With a ‘true’ flatbed printer, the substrate is held stationary on a vacuum table while the printhead carriage and gantry move over and across it.
There are also disadvantages, however, to hybrid machines. The motion of the media can result in the misfeeding or skewing of the image, so the operator may need to intervene. Also, belt-drive systems or pinch rollers may leave marks on the print—and often require the drive system to be cleaned between prints to remove any excess ink.
Further, hybrid presses can only print on relatively light rigid media, with at least one 90-degree angle, because a corner is required to start feeding the material through the printer. Unless a customized jig is added to hold pieces in position, a hybrid press will be poor at printing on non-square or otherwise irregularly shaped items, heavy substrates and materials with an uneven surface, such as framed canvas or plywood.
True flatbed
A true flatbed printer, on the other hand, holds the substrate stationary on a vacuum table while the printing system—including the printhead carriage and gantry—moves over and across it, for the duration of the print cycle. The process is similar to screenprinting and helps ensure there is no unintentional movement of the media.
With the media held stationary through physical registration, print quality can be better optimized. Productivity is also increased through accurate, repeatable, bidirectional alignment of the piezoelectric printheads. And edge-to-edge (i.e. ‘full bleed’) printing can help reduce finishing time, as no further trimming or cutting will be required.
Double-sided prints can be handled with sufficient registration and large displays can be tiled across several boards in perfect alignment, for subsequent assembly with no discernible gaps due to skewing.
Further, multiple boards can be simultaneously printed when placed on the same vacuum table. This is particularly beneficial when producing large quantities of small signs, such as point-of-purchase (POP) graphics.
Printhead technologies In the past, inkjet printhead manufacturers developed six-colour technology, comprising cyan, light cyan, magenta, light magenta, yellow and key/black (CcMmYK) inks. Also known as ‘super-
CMYK,’ this ink set substitutes the lighter hues in a graphic’s highlights and quarter-tones.
This technique of tonal substitution was developed to address the inherent visual graininess of large-droplet, fixed-dot inkjet printing. The addition of the lighter colours helped create smoother, less grainy quarter- and mid-tones and gradients. Though expensive and complicated, this method became a standard over time for inkjet printers from nearly all manufacturers.
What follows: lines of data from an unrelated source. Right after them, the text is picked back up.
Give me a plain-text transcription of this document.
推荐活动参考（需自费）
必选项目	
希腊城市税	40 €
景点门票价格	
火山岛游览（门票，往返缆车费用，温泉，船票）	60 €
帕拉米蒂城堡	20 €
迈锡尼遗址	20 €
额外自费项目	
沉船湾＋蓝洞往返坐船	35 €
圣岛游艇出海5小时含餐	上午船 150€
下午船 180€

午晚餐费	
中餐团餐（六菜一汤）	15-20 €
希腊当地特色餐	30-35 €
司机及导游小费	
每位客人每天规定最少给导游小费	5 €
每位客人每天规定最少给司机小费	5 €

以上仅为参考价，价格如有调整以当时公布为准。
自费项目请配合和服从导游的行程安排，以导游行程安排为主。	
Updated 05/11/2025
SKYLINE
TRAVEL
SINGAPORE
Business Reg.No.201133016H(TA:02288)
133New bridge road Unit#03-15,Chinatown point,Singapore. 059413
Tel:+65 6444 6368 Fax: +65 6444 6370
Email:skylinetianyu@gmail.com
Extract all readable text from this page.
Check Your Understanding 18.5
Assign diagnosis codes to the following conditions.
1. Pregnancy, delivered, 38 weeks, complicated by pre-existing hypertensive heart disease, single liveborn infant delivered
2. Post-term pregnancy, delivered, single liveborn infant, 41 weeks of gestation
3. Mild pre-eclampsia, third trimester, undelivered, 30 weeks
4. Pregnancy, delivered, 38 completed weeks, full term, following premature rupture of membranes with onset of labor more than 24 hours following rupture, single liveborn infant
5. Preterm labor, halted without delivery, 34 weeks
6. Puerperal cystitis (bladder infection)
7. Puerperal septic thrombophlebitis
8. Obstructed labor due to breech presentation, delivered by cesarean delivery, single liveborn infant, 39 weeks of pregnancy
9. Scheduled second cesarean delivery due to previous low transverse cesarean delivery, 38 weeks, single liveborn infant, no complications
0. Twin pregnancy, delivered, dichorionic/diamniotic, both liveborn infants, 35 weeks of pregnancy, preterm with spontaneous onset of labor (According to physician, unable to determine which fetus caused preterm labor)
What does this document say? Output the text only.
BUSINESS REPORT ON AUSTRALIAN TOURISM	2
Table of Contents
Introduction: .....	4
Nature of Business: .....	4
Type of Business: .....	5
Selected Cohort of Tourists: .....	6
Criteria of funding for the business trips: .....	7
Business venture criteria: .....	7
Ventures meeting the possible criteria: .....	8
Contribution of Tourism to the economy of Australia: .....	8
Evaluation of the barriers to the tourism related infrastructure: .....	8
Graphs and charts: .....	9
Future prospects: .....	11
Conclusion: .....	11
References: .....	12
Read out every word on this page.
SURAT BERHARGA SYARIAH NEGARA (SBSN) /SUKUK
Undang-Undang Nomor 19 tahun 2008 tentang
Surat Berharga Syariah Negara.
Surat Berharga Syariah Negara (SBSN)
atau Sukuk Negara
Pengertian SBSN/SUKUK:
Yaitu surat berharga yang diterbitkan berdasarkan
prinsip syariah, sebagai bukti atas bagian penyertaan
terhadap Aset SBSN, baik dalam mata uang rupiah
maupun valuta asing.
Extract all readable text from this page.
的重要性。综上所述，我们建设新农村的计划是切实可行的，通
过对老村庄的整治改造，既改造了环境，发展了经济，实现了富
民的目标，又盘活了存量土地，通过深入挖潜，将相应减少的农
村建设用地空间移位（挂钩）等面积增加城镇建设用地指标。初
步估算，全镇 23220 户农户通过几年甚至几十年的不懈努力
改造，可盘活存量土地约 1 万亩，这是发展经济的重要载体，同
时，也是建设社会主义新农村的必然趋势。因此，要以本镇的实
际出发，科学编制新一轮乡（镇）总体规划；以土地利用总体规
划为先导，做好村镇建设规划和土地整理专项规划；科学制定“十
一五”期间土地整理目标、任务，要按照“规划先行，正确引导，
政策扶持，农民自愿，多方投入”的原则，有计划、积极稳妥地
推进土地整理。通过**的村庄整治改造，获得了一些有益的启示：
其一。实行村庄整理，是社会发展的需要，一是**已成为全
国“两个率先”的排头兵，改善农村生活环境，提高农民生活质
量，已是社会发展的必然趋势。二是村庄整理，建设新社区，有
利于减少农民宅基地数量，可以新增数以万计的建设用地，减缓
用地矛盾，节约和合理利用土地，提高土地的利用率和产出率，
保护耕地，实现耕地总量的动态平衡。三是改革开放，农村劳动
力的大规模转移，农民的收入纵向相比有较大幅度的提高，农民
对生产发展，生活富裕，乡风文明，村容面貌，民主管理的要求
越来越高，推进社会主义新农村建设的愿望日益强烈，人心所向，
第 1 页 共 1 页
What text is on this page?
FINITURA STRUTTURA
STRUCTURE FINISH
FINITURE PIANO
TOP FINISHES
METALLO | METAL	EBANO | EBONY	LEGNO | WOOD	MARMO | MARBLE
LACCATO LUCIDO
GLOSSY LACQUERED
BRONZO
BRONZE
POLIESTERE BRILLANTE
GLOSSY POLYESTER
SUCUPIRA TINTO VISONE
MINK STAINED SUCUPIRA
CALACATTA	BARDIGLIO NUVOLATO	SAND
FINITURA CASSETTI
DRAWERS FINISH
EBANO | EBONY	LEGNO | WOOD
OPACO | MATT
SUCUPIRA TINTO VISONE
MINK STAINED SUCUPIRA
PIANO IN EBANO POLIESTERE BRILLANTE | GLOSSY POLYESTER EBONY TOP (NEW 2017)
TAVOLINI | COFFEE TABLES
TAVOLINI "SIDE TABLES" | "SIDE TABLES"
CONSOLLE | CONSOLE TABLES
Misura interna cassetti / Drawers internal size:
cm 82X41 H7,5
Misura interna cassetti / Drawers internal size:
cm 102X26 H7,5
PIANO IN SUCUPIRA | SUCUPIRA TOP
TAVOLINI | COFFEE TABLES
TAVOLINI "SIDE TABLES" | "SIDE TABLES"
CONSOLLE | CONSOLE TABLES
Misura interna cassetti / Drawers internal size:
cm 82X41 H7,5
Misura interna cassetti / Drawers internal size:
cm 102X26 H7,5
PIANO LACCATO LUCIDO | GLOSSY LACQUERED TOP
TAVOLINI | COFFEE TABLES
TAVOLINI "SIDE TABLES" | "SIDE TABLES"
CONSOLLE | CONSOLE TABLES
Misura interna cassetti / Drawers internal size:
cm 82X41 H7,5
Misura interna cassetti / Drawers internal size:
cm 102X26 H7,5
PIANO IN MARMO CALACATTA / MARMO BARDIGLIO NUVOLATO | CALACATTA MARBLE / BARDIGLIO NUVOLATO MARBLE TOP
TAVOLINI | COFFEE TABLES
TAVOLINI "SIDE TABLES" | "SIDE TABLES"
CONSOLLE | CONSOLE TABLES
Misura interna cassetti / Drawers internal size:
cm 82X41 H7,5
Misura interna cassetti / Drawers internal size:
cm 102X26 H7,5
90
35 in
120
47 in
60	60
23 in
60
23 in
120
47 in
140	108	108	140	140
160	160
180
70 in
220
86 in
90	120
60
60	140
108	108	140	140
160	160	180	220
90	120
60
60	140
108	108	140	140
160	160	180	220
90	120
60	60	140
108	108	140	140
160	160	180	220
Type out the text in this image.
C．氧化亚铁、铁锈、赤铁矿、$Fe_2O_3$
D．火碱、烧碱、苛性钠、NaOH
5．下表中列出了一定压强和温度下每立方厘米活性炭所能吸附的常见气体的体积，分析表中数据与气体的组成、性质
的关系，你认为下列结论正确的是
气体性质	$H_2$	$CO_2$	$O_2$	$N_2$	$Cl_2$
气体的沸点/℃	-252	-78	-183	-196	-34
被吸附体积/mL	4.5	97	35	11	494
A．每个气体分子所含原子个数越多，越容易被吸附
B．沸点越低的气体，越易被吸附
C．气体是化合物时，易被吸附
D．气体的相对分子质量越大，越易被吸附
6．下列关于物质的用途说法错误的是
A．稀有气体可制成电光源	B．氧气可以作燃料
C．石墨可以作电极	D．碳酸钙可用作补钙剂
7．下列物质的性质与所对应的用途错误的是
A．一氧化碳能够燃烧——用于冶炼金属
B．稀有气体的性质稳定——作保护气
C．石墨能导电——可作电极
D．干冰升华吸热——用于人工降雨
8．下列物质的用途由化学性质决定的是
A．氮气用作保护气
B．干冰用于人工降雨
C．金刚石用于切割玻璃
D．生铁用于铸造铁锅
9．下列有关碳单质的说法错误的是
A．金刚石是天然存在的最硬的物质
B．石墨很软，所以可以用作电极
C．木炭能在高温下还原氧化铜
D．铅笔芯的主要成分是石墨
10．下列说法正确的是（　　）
Later, progress in piezoelectric inkjet technology allowed manufacturers to start using greyscale printheads instead, which could create variable dots by jetting ink droplets in variable sizes. Rather than follow the super-CMYK model, these printheads achieve sharp images with smooth gradients by placing smaller droplets closer together, while jetting larger droplets elsewhere to create uniform, solid colours. By varying droplet sizes, digitally printed images can approach photographic quality.